Research

Radiation-induced gliomagenesis

Under the auspices of the National Aeronautics and Space Administration (NASA), we are studying cellular responses to complex DNA damage inflicted by the HZE (High-Z, High-Energy) component of galactic cosmic rays.

Radiation-induced gliomagenesis Image 1

We find that mammalian cells are unable to repair a significant portion of DSBs induced by HZE particles and, as a consequence, these ions are highly transforming compared to gamma or X-rays. We are currently examining HZE-induced gliomagenesis in compound transgenic mouse models with brain-restricted tumor suppressor deletions. We find that loss of the Ink4a/b-Rb and Arf-p53 tumor suppressor axes and amplification of the MET and PDGFR proto-oncogenes are critical events in the transformation process.

Our research on HZE particles is very pertinent to NASA as the decision to launch future long-duration space missions hinges upon the accurate estimation of cancer risks to astronauts from these particles.
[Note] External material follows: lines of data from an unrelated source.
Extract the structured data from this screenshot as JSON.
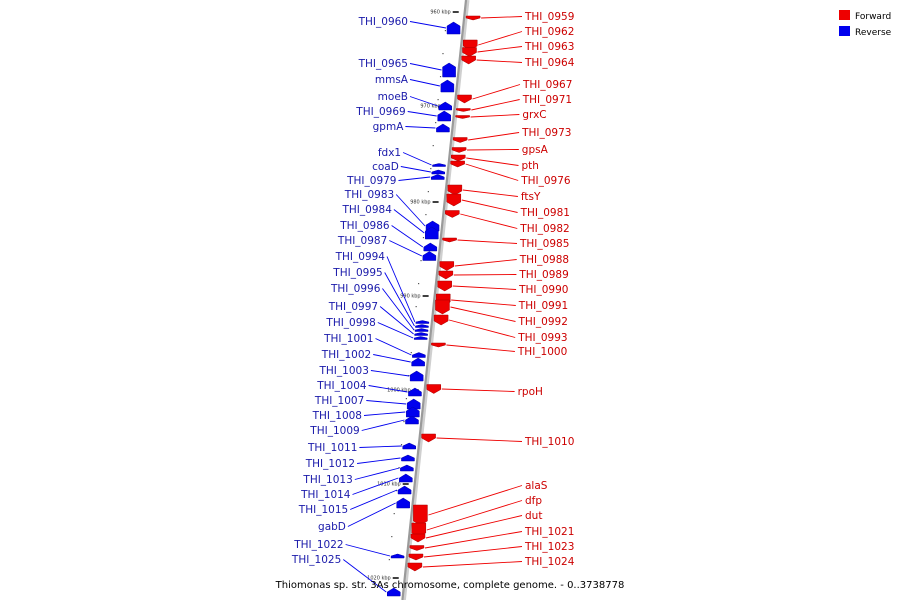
{
  "caption": "Thiomonas sp. str. 3As chromosome, complete genome. - 0..3738778",
  "legend": [
    {
      "label": "Forward",
      "color": "#ee0000"
    },
    {
      "label": "Reverse",
      "color": "#0000ee"
    }
  ],
  "colors": {
    "forward": "#ee0000",
    "reverse": "#0000ee",
    "backbone": "#9a9a9a"
  },
  "ticks": [
    "960 kbp",
    "970 kbp",
    "980 kbp",
    "990 kbp",
    "1000 kbp",
    "1010 kbp",
    "1020 kbp"
  ],
  "forward_genes": [
    "THI_0959",
    "THI_0962",
    "THI_0963",
    "THI_0964",
    "THI_0967",
    "THI_0971",
    "grxC",
    "THI_0973",
    "gpsA",
    "pth",
    "THI_0976",
    "ftsY",
    "THI_0981",
    "THI_0982",
    "THI_0985",
    "THI_0988",
    "THI_0989",
    "THI_0990",
    "THI_0991",
    "THI_0992",
    "THI_0993",
    "THI_1000",
    "rpoH",
    "THI_1010",
    "alaS",
    "dfp",
    "dut",
    "THI_1021",
    "THI_1023",
    "THI_1024"
  ],
  "reverse_genes": [
    "THI_0960",
    "THI_0965",
    "mmsA",
    "moeB",
    "THI_0969",
    "gpmA",
    "fdx1",
    "coaD",
    "THI_0979",
    "THI_0983",
    "THI_0984",
    "THI_0986",
    "THI_0987",
    "THI_0994",
    "THI_0995",
    "THI_0996",
    "THI_0997",
    "THI_0998",
    "THI_1001",
    "THI_1002",
    "THI_1003",
    "THI_1004",
    "THI_1007",
    "THI_1008",
    "THI_1009",
    "THI_1011",
    "THI_1012",
    "THI_1013",
    "THI_1014",
    "THI_1015",
    "gabD",
    "THI_1022",
    "THI_1025"
  ]
}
Moreover, this research is also very relevant to cancer therapy due to the increasing use of charged particles (protons and carbon) for targeted tumor therapy in the clinic.

(Left) Mice with brain-restricted deletions of tumor suppressors being intra-cranially irradiated with heavy ions generated by the particle accelerator at Brookhaven National Laboratory, NY. Center, Irradiation with Fe ions triggers high grade gliomas in mouse models. (Right) Radiation-induced gliomas are commonly characterized by striking Met amplification as seen here by array CGH and FISH.
(Left) Mice with brain-restricted deletions of tumor suppressors being intra-cranially irradiated with heavy ions generated by the particle accelerator at Brookhaven National Laboratory, N.Y. (Center) Irradiation with Fe ions triggers high grade gliomas in mouse models. (Right) Radiation-induced gliomas are commonly characterized by striking Met amplification as seen here by array CGH and FISH.